Mit dieser so radikalen wie konsequenten Fortführung hebt die Brasilianerin ihr Werk auf ein neues Level. Schon früher, z.B. in ihrem ebenfalls mit dem Kollektiv performten Stück “Lobo” (“Wolf”, 2018) hatte sie die sexualisierte Gewalt gegen Frauen wie die italienische Barock-Malerin Artemisia Gentileschi als Grundlage genommen, um in einer Art performativem Gemälde, untermalt mit Textstellen von Emily Dickinson und Mary Shelley, Lust, Gewalt und weibliche Macht gegeneinanderzustellen: “Ich kann mir ein Leben ohne Männer nicht vorstellen”, sagt Bianchi, die in diesem Stück mit mindestens 16 meist nackten Männern in einer Eruption von Schweiß, Speichel und Sexszenen auftritt, “und zur gleichen Zeit verspüre ich das Begehren, ihre Köpfe abzuschneiden”. In “The Magnificent Tremor” (2020), wieder mit Cara de Cavalo, verfolgt Bianchi die Widerstandspotenziale gegen patriarchale Rollenzuschreibungen weiter, indem sie sich, inspiriert u.a. durch Horrorfilme, de Sade und Woolfs Orlando, mit Hexen, Vampiren, Geistern und blutrünstigen Gräfinnen umgibt. In einem feuchten Mash-up von historischen Fakten und Fiktionen eignen sich diese lustvoll die Zuschreibung als “monströs” an, weil diese ihre Kontrollierbarkeit durch “die Männer” unterläuft.

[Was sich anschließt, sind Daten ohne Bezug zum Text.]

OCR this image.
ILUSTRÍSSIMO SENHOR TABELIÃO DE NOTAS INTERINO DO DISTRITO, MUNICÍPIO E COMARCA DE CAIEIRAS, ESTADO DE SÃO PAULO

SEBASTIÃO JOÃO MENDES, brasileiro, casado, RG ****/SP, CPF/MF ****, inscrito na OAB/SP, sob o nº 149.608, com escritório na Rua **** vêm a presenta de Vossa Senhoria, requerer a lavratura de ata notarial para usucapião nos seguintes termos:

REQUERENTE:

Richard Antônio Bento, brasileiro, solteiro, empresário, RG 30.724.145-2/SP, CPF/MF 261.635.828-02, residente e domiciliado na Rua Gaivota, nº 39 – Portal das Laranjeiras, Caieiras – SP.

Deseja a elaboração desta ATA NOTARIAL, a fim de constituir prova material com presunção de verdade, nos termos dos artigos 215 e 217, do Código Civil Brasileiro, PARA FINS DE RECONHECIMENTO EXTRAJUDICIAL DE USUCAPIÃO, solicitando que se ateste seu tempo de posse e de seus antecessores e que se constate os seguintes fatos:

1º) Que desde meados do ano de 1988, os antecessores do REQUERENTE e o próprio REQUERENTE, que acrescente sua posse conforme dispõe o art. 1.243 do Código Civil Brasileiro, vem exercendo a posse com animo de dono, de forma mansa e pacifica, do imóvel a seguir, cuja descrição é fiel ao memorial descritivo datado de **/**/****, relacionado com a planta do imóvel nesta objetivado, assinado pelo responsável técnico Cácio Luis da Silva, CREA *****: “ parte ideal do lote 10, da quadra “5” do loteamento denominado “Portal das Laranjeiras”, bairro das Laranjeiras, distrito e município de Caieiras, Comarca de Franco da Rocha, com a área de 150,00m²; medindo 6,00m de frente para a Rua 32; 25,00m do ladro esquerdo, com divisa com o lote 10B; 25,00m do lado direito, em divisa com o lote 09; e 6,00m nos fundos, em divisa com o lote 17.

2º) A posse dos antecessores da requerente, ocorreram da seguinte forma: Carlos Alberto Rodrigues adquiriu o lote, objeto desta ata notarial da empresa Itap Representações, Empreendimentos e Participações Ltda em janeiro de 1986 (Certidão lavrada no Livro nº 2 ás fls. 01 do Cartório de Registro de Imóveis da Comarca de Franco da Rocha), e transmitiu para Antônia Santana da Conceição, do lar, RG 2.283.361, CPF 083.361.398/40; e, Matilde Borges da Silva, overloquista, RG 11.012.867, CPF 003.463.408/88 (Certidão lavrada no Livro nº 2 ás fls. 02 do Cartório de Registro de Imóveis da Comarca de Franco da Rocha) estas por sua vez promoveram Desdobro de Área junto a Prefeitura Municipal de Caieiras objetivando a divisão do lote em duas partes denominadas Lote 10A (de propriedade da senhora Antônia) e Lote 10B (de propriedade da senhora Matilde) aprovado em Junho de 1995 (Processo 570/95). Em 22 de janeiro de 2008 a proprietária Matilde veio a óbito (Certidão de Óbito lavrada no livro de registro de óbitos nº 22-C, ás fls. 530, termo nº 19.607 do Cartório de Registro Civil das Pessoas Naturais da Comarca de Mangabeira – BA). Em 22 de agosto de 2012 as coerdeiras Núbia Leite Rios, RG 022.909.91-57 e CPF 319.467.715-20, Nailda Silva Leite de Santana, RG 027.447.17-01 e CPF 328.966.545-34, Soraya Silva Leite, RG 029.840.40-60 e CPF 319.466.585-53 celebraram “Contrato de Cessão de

In ihren Arbeiten, ob für die Bühne, als Text oder Film, geht Bianchi kontinuierlich und unter Zuhilfenahme der (Kunst-)Geschichte an die Grenze des Ertragbaren, weil genau diese weibliche Realitäten bis heute kennzeichnet. Dass sie dabei immer wieder ambivalente Momente transgressiver Lust und Machtverschiebungen einbaut, macht deutlich, dass es keine lineare(n) Geschichte(n) gibt – und erklärt bildreich und eindrücklich, warum der Kampf gegen patriarchale Ungleichheit nicht so schnell gewonnen ist.